You can then get the document with the update data from this aggregate operation using the toArray() method or the aggregate cursor and update your collection:

var docs = db.block_chain.aggregate([
    { "$match": { "_id": coin_id } },
    { "$unwind": "$TRANSACTION" },
    { 
        "$group": {
            "_id": "$_id",
            "LAST_TRANSACTION_DATE": { "$max": "$TRANSACTION.DATE" }
        }
    }
]).toArray()

db.block_chain.updateOne(
    { "_id": docs[0]._id },
    { 
        "$pull": { 
            "TRANSACTION": { 
                "DATE": docs[0]["LAST_TRANSACTION_DATE"] 
            } 
        } 
    }
)

python

def remove_last_transaction(self, coin):
    self.collection = self.db.block_chain

    pipe = [
        { "$match": { "_id": str(coin) } },
        { "$unwind": "$TRANSACTION" },
        { 
            "$group": {
                "_id": "$_id",
                "last_transaction_date": { "$max": "$TRANSACTION.DATE" }
            }
        }
    ]

    # run aggregate pipeline
    cursor = self.collection.aggregate(pipeline=pipe)
    docs = list(cursor)

    # run update
    self.collection.update_one(
        { "_id": docs[0]["_id"] },
        { 
            "$pull": { 
                "TRANSACTION": { 
                    "DATE": docs[0]["LAST_TRANSACTION_DATE"] 
                } 
            } 
        }
    )

Alternatively, you can run a single aggregate operation that will also update your collection using the $out pipeline which writes the results of the pipeline to the same collection:

If the collection specified by the $out operation already exists, then upon completion of the aggregation, the $out stage atomically replaces the existing collection with the new results collection. The $out operation does not change any indexes that existed on the previous collection.
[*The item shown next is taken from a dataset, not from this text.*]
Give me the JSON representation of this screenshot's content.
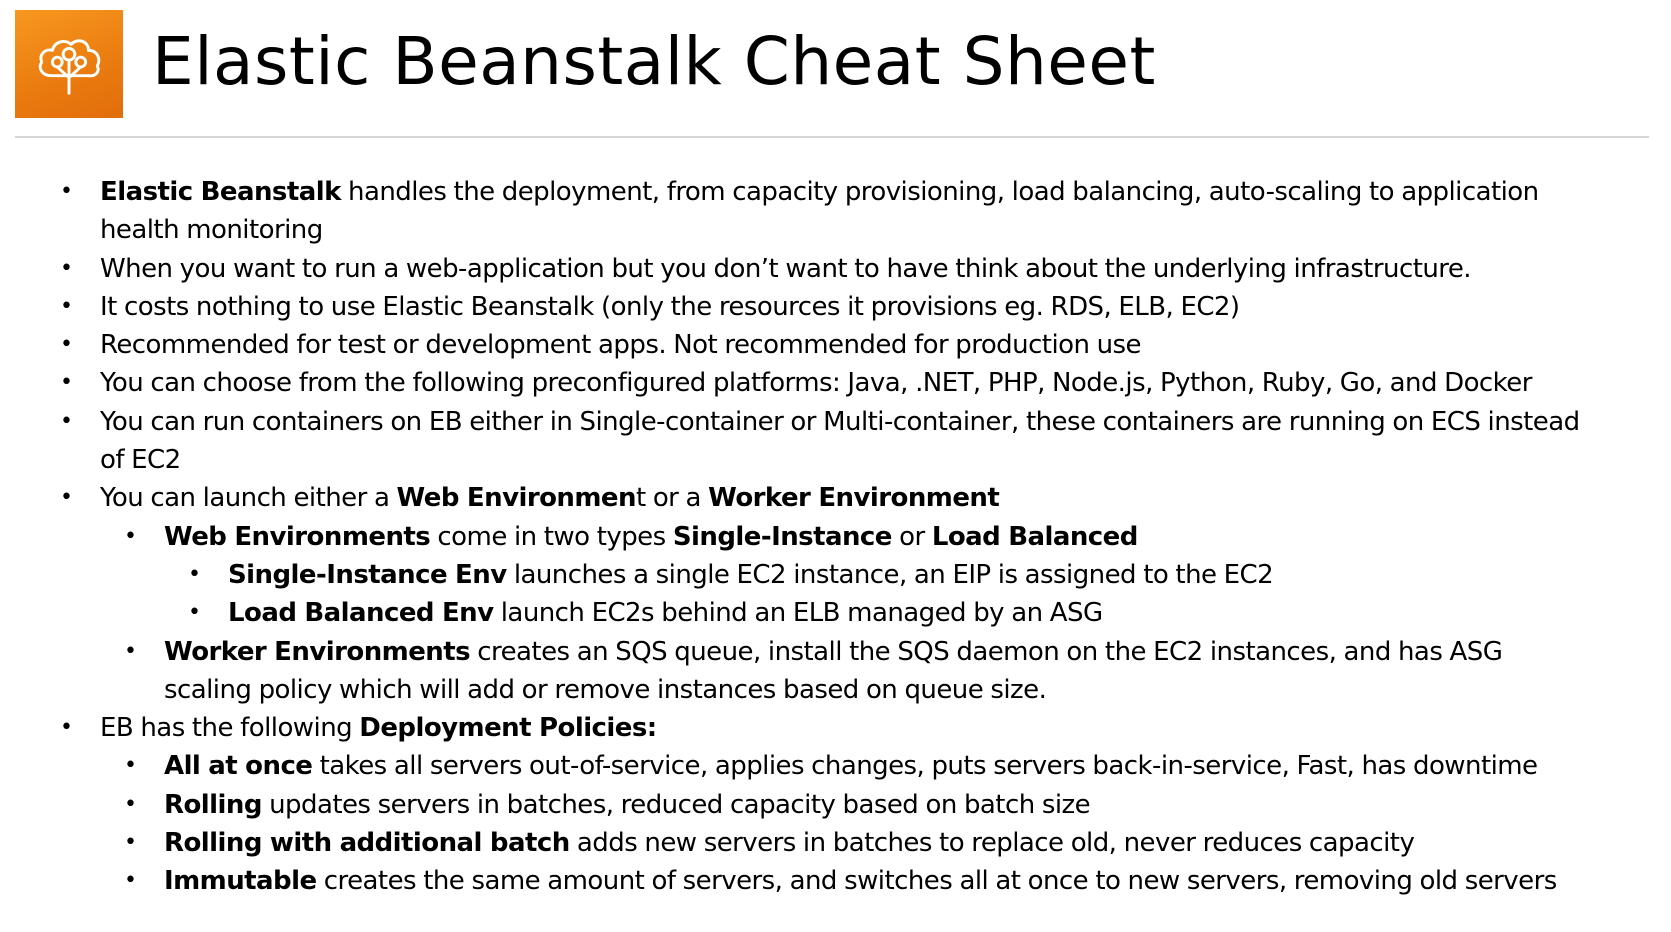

If the aggregation fails, the $out operation makes no changes to the pre-existing collection.

For example, you could run this pipeline:

mongo shell

db.block_chain.aggregate([
    { "$match": { "_id": coin_id } },
    { "$unwind": "$TRANSACTION" },
    { "$sort": { "TRANSACTION.DATE": 1 } }
    { 
        "$group": {
            "_id": "$_id",
            "LAST_TRANSACTION": { "$last": "$TRANSACTION" },
            "FORMAT_DATE": { "$first": "$FORMAT_DATE" },
            "NO_COIN": { "$first": "$NO_COIN" },
            "S_ID": { "$first": "$S_ID" },
            "S_PARA": { "$first": "$S_PARA" },
            "TRANSACTION": { "$push": "$TRANSACTION" }
        }
    },
    {
        "$project": {
            "FORMAT_DATE": 1,
            "NO_COIN": 1,
            "S_ID": 1,
            "S_PARA": 1,
            "TRANSACTION": { 
                "$setDifference": ["$TRANSACTION", ["$LAST_TRANSACTION"]]
            }
        }
    },
    { "$out": "block_chain" }
])

python

def remove_last_transaction(self, coin):    
    self.db.block_chain.aggregate([
        { "$match": { "_id": str(coin) } },
        { "$unwind": "$TRANSACTION" },
        { "$sort": { "TRANSACTION.DATE": 1 } },
        { 
            "$group": {
                "_id": "$_id",
                "LAST_TRANSACTION": { "$last": "$TRANSACTION" },
                "FORMAT_DATE": { "$first": "$FORMAT_DATE" },
                "NO_COIN": { "$first": "$NO_COIN" },
                "S_ID": { "$first": "$S_ID" },
                "S_PARA": { "$first": "$S_PARA" },
                "TRANSACTION": { "$push": "$TRANSACTION" }
            }
        },
        {
            "$project": {
                "FORMAT_DATE": 1,
                "NO_COIN": 1,
                "S_ID": 1,
                "S_PARA": 1,
                "TRANSACTION": { 
                    "$setDifference": ["$TRANSACTION", ["$LAST_TRANSACTION"]]
                }
            }
        },
        { "$out": "block_chain" }
    ])

Whilst this approach can be more efficient than the first, it requires knowledge of the existing fields first so in some cases the solution cannot be practical.